While many in the industry liken the ICD-10 compliance deadline to flipping a switch, there will be a tricky subset of claims that “span the implementation date.”
Such claims will be the result of service performed and coded in ICD-9 on or prior to September 30, 2013 combined with care delivered after the October 1, 2013 compliance date – and thus coded as ICD-10.
To help providers understand and prepare for those situations, the Centers for Medicare and Medicaid Services (CMS) published a guide document on Friday.
In seven pages, Medicare FFS Claims Processing Guidance for Implementing ICD-10 (PDF), covers general reporting of ICD-10, claims submissions information and claims that span the ICD-10 implementation date – the latter garnering the lion’s share of the document.

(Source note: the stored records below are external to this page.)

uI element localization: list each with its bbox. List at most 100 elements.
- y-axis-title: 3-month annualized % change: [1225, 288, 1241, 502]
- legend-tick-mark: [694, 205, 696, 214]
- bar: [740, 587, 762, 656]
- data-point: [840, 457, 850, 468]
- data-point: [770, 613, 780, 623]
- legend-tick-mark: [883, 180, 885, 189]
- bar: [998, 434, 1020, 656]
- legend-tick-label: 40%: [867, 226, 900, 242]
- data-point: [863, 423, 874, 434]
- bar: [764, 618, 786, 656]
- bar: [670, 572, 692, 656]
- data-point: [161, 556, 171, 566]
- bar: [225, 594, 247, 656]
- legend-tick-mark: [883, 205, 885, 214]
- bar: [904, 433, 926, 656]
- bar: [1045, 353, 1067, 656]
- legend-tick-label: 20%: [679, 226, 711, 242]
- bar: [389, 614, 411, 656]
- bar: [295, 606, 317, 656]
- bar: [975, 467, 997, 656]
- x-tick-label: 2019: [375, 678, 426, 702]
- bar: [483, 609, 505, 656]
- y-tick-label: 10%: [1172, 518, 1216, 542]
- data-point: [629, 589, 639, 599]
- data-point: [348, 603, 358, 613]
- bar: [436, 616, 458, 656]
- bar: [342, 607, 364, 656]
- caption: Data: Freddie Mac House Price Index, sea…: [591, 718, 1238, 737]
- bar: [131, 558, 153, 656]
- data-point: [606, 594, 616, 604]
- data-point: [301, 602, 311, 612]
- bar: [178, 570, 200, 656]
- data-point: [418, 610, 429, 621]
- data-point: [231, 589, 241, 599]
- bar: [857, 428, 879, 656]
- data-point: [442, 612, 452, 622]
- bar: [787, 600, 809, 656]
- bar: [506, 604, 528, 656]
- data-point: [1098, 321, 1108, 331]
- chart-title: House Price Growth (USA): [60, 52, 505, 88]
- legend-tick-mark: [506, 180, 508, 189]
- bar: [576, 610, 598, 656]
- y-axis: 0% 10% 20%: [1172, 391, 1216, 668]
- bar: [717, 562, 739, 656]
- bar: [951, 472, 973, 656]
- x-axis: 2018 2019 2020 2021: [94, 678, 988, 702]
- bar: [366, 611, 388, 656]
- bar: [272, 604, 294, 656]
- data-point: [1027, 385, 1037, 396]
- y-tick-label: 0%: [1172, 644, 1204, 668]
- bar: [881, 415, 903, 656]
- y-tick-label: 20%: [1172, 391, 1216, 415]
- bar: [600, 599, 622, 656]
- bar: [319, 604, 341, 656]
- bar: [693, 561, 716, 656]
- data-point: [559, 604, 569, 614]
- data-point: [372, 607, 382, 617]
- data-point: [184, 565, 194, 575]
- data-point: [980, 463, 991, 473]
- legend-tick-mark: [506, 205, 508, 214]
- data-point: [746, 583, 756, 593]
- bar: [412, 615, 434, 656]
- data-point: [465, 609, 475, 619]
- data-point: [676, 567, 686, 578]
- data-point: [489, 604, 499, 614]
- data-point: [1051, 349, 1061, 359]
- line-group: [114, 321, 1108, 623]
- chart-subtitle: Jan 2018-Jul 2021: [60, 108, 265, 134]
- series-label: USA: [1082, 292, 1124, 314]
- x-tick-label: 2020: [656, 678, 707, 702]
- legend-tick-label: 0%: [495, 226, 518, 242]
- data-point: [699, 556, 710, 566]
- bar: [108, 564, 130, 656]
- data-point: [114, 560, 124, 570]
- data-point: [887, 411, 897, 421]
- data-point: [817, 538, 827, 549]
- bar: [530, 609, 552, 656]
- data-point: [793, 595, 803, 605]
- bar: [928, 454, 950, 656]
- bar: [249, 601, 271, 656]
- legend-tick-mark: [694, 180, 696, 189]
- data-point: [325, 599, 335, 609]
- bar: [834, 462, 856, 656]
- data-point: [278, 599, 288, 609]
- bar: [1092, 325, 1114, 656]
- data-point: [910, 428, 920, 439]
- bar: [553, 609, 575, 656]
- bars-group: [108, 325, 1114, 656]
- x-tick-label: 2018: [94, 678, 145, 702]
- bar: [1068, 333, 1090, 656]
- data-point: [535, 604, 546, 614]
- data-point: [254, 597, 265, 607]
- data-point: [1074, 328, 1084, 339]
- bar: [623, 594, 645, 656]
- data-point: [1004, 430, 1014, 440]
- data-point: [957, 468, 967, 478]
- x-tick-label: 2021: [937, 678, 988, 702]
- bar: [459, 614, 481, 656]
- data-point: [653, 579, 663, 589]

“CMS has identified potential claims processing issues for institutional, professional and supplier claims that span the implementation date,” wrote CMS officials. “In some cases, depending upon the policies associated with those services, there cannot be a break in service or time, although the new ICD-10 code set must be effective October 1, 2013.”
CMS provided more than 20 examples of situations where using both ICD-9 and ICD-10 codes may be applicable.
The guide is the latest in a stream of ICD-10 resources CMS has provided. Last week, the agency posted widgets to help the spectrum of health entities understand the conversion timelines, and during the preceding week CMS tapped 3M for coding translation tools, a contract that also made the wares available to fiscal intermediaries, Medicare Administrative Contractors (MACs) and carriers.